Syria, Christians, Prayer

There are simply no easy solutions in Syria. It is beyond upsetting to think of a government using chemical weapons on its own people. It DOES cry out for justice.

Yet, in the rush to judgment, there might be a need for some pause.

Justin Welby, Archbishop of Canterbury, gave this address to the House of Lords as they debated Syria and action on the part of the British government.

One key point:

But there is a further point, talking to a very senior Christian leader in the region yesterday, he said “intervention from abroad will declare open season on the Christian communities”. They have already been devastated, 2 million Christians in Iraq 12 years ago, less than half a million today.
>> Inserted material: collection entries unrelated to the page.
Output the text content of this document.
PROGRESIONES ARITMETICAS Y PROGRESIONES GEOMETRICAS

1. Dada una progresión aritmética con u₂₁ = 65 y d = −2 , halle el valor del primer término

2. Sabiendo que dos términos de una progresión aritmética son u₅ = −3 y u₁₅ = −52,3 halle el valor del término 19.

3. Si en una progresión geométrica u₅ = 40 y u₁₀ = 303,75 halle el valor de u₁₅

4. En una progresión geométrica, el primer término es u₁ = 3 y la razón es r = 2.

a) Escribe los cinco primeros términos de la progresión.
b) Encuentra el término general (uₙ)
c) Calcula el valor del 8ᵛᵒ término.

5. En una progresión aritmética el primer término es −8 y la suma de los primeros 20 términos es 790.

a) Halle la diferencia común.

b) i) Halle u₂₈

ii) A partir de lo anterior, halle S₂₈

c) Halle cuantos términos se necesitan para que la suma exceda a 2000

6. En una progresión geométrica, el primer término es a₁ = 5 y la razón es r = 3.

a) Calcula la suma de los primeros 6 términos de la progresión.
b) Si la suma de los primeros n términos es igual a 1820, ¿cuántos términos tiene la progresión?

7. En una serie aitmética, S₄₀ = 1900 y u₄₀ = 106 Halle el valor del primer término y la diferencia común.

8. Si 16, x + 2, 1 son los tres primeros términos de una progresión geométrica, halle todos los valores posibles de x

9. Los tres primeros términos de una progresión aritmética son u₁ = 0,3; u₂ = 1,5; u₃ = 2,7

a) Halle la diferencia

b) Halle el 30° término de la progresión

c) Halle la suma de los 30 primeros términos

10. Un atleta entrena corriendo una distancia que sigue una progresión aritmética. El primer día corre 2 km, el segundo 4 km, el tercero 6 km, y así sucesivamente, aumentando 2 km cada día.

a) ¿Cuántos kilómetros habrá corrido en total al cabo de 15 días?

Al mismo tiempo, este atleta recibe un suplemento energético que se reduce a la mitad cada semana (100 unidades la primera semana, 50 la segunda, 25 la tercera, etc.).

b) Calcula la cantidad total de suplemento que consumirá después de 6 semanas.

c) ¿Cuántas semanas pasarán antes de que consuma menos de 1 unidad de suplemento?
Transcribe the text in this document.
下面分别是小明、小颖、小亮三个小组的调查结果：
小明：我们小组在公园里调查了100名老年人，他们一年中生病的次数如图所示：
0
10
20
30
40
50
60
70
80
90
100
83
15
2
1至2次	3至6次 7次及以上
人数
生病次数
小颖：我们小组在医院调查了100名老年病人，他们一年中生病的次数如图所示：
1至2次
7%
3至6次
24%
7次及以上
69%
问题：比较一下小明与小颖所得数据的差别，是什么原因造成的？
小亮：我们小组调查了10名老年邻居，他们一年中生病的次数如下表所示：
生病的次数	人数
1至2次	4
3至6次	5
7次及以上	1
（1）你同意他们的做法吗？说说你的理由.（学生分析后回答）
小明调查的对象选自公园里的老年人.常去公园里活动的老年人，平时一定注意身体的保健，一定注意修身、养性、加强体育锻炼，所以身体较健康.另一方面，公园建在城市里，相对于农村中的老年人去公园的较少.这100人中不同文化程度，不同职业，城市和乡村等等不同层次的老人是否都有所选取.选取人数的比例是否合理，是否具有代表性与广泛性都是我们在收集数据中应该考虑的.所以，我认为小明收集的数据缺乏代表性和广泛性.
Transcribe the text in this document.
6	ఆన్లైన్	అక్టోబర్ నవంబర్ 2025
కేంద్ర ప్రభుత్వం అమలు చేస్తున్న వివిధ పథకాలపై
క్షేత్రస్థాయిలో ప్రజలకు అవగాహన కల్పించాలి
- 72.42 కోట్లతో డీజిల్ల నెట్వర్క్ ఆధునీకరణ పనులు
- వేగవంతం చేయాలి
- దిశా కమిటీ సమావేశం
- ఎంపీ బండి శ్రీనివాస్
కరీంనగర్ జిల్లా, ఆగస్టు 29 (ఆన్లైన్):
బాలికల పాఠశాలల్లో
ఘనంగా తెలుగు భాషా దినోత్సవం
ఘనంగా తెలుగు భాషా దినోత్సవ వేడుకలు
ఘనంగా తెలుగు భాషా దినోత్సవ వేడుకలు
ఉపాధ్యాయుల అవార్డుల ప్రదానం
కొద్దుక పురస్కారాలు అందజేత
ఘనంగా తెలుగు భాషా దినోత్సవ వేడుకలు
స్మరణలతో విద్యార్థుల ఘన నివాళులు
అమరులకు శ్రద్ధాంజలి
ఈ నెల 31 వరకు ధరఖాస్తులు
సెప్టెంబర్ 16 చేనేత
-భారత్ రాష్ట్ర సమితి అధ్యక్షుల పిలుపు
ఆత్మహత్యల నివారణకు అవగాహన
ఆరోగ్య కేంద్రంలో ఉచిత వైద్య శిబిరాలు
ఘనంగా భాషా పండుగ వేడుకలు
These are churches that don’t just go back to St Paul but, in the case of Damascus and Antioch, predate him. They will surely suffer terribly (as they already are) if action goes ahead. And that consequence has to be weighed against the consequences of inaction. In civil wars, those who are internal to the civil conflict fight for their lives, necessarily. Those who are external have a responsibility, if they get involved at all, to fight for the outcome, and that outcome must be one which improves the chances of long term peace and reconciliation. If we take action that diminishes the chance of peace and reconciliation, when inevitably a political solution has to be found, whether it’s near term or in the long term future, then we will have contributed to more killing and this war will be deeply unjust. –

This is a complex issue, which is why we don’t like to think about it. We’re not good with complex issues. We want simple solutions so we devise simple problems.

This is why we pray. We need to hear from heaven. But, by all means, let us pray.